Restan cinco kilómetros y pienso en la causa. Ya no importa la vibración del reloj que me marca un trofeo en la pantalla porque hice más de ocho mil pasos, el mar es un paisaje insignificante, al hombre lo pierdo de vista, las personas que empiezan a usar la ciudad se vuelven extras, olvido este contexto. La causa. Pensar la causa. Miro mis pies como si esperara que me griten la respuesta. Pido que sea solo el rechazo ante la exigencia de hoy. Pienso en la carrera que me inscribí para el sábado siguiente. Los miro suplicante y en la búsqueda: encuentro. Encuentro la causa. Son las zapatillas el problema. No son de runners. Tienen una mala base. Es eso. Levanto la mirada y corro, la emoción contenida, son las zapatillas, sigo perteneciendo a esta tribu.
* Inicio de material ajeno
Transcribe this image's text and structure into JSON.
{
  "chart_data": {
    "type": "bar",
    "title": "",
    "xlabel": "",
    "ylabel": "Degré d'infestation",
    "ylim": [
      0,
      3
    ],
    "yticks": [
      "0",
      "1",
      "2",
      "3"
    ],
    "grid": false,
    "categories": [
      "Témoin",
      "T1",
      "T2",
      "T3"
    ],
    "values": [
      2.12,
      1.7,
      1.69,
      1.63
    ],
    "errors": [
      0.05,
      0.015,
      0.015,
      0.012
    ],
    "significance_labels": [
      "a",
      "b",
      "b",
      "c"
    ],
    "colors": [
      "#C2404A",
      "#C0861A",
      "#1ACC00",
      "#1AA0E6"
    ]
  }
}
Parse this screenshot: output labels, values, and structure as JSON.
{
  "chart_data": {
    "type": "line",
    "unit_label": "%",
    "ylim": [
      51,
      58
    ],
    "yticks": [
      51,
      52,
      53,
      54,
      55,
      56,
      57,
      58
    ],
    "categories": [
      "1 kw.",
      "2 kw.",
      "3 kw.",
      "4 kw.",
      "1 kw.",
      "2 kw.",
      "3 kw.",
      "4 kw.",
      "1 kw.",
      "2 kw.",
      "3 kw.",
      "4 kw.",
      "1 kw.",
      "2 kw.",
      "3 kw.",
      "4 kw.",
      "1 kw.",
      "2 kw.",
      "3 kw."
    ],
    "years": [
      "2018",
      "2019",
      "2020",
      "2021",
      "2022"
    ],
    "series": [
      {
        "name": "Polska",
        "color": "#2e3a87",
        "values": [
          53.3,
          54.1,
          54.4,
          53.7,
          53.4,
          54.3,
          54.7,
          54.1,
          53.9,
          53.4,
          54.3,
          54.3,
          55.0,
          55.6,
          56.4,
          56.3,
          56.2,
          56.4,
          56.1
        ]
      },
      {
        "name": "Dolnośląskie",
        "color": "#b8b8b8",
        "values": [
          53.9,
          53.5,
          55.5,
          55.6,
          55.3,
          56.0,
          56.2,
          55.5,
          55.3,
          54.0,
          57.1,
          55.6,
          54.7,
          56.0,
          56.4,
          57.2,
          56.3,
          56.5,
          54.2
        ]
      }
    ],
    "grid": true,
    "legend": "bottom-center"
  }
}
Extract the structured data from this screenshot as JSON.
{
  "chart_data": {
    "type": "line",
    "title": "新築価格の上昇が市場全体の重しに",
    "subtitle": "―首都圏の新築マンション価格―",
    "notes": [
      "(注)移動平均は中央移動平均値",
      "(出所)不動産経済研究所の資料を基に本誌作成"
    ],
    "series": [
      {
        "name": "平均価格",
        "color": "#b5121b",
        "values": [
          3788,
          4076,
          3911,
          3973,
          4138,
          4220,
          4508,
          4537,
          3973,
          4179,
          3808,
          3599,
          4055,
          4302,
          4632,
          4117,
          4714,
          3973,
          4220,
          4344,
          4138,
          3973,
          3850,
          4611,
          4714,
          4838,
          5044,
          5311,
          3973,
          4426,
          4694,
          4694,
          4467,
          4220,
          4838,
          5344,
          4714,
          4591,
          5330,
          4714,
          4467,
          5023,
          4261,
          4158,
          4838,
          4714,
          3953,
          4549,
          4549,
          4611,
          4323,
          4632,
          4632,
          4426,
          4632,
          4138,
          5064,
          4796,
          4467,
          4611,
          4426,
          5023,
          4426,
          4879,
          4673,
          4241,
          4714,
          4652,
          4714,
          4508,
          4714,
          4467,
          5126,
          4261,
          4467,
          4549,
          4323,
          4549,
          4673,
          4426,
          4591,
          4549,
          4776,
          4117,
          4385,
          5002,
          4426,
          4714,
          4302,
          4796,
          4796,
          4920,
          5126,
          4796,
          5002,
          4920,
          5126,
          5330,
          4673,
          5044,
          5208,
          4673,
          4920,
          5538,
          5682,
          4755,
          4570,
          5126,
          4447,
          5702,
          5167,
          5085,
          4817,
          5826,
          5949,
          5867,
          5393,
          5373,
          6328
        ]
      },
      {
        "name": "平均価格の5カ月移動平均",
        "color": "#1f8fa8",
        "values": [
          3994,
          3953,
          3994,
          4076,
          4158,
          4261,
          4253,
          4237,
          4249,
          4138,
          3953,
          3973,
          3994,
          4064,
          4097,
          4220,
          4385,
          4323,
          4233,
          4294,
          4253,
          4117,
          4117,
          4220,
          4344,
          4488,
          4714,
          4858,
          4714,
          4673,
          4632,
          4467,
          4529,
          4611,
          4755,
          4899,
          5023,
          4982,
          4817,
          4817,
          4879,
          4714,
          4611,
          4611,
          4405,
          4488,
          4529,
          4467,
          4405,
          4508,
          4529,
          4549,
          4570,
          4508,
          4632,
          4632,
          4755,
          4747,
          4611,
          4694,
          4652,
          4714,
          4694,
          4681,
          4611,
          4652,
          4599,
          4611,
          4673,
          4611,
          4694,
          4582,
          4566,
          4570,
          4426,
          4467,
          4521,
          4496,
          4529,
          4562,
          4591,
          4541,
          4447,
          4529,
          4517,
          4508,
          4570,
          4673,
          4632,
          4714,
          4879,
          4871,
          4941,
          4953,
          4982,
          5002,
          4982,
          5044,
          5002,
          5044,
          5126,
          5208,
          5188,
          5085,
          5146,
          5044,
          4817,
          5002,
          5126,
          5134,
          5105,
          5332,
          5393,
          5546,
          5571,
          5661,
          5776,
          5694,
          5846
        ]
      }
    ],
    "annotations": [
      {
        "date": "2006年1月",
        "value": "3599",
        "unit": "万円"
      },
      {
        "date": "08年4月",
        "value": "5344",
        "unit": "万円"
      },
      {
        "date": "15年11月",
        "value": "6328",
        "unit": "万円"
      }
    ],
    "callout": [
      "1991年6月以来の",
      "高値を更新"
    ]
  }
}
Transpirada saludo al profesor al llegar a la base, busco el bolso y veo en mi billetera la tarjeta de crédito. La fiebre avanza y no me importa. Busco una casa de deportes que esté abierta un domingo a la mañana. Sé que la peatonal San Martín la tiene. Encuentro y hago el pago de unas zapatillas con amortiguación en seis cuotas.

Suena el despertador, apoyo los dos pies sobre el piso y no pueden sostenerme. Siento el tirón en el empeine. Estoy dormida. Vuelvo a la pose inicial, apoyo la cabeza en la almohada. Descanso. Insisto otra vez. Me siento en la cama y vuelvo a subirme. No sucede nada nuevo.

Veintiséis años y unas rodillas que lo dudan, me limitan, me hacen acordarme de que no, todo no se puede o si se lo hace el costo es alto, tan alto que podría llegar a arrepentirme de inmediato por haberme hecho la valiente diciendo que sí. La pierna izquierda es quien sostiene la letra N. Por ahí arranca el dolor, el primer dolor que genera hasta una bola de líquido sinovial sobre el empeine. No entiendo términos fisiológicos para reproducirlos por escrito, aunque internet tendría las palabras y el diagnóstico que busco. Pero prefiero esto, que no puedo decirlo porque así es menor el dolor. Engaño tonto, pero sirve.

El primer traumatólogo hace gestos con su mano diciéndome cómo me había ubicado en la panza de mi mamá. Después, otro mostrándome radiografías con mirada inquisidora, “¿lo ves, no? ese espacio ahí es el problema”. El tercer o ya cuarto traumatólogo, algo más severo, me dice “si seguís corriendo en unos años las vas a lamentar. Sugiero que si correr es tu pasión, la reveas”.

¿Cómo se revé una pasión? ¿Se la puede modificar? ¿La pasión entendida como emoción o un estilo de vida? ¿Algo pasajero o aquello que necesitás hacerlo porque es inconcebible otra forma? Por supuesto mi pasión no es correr, pero bastaba la prohibición para el deseo.

La rodilla derecha sostiene la letra O. Cada vez que bajo un escalón o después de estar un rato con rodillas flexionadas, ahí hace presencia notoria. Insisto en correr pocas cuadras. Desde el departamento hasta la costa tengo quince cuadras, entonces decido correrlas pero el dolor me vuelve a dejar en cama.

Pasaron meses y recurro a la escritura. La escritura como anticipo de una acción o como conclusión de otra. En este caso, la conclusión zonza de que vengo a verlos a ellos que pueden. Me interesa el cuerpo. El cuerpo que expresa y es tajante, te deja una respiración entrecortada, una punzada letal, un subidón de sangre en las arterias, un cuerpo que se resiste a determinados movimientos. El cuerpo que por primera vez dice no y la obligación de escucharlo.
Ellos llegan por la costa. Los veo en filas. Trotan entre dos o tres por la misma vereda. Acalorados, tocan la mano del profesor que los espera a cada uno, felicitándolos. Van formando la ronda y aparecen los aplausos.

El sol poniente ya, permite bajar la capucha, y sacar las manos de los bolsillos. La tibieza comienza a formar parte del cuerpo. Me alejo de la intersección Libertad y la costa, y camino las quince cuadras que me alejan del departamento.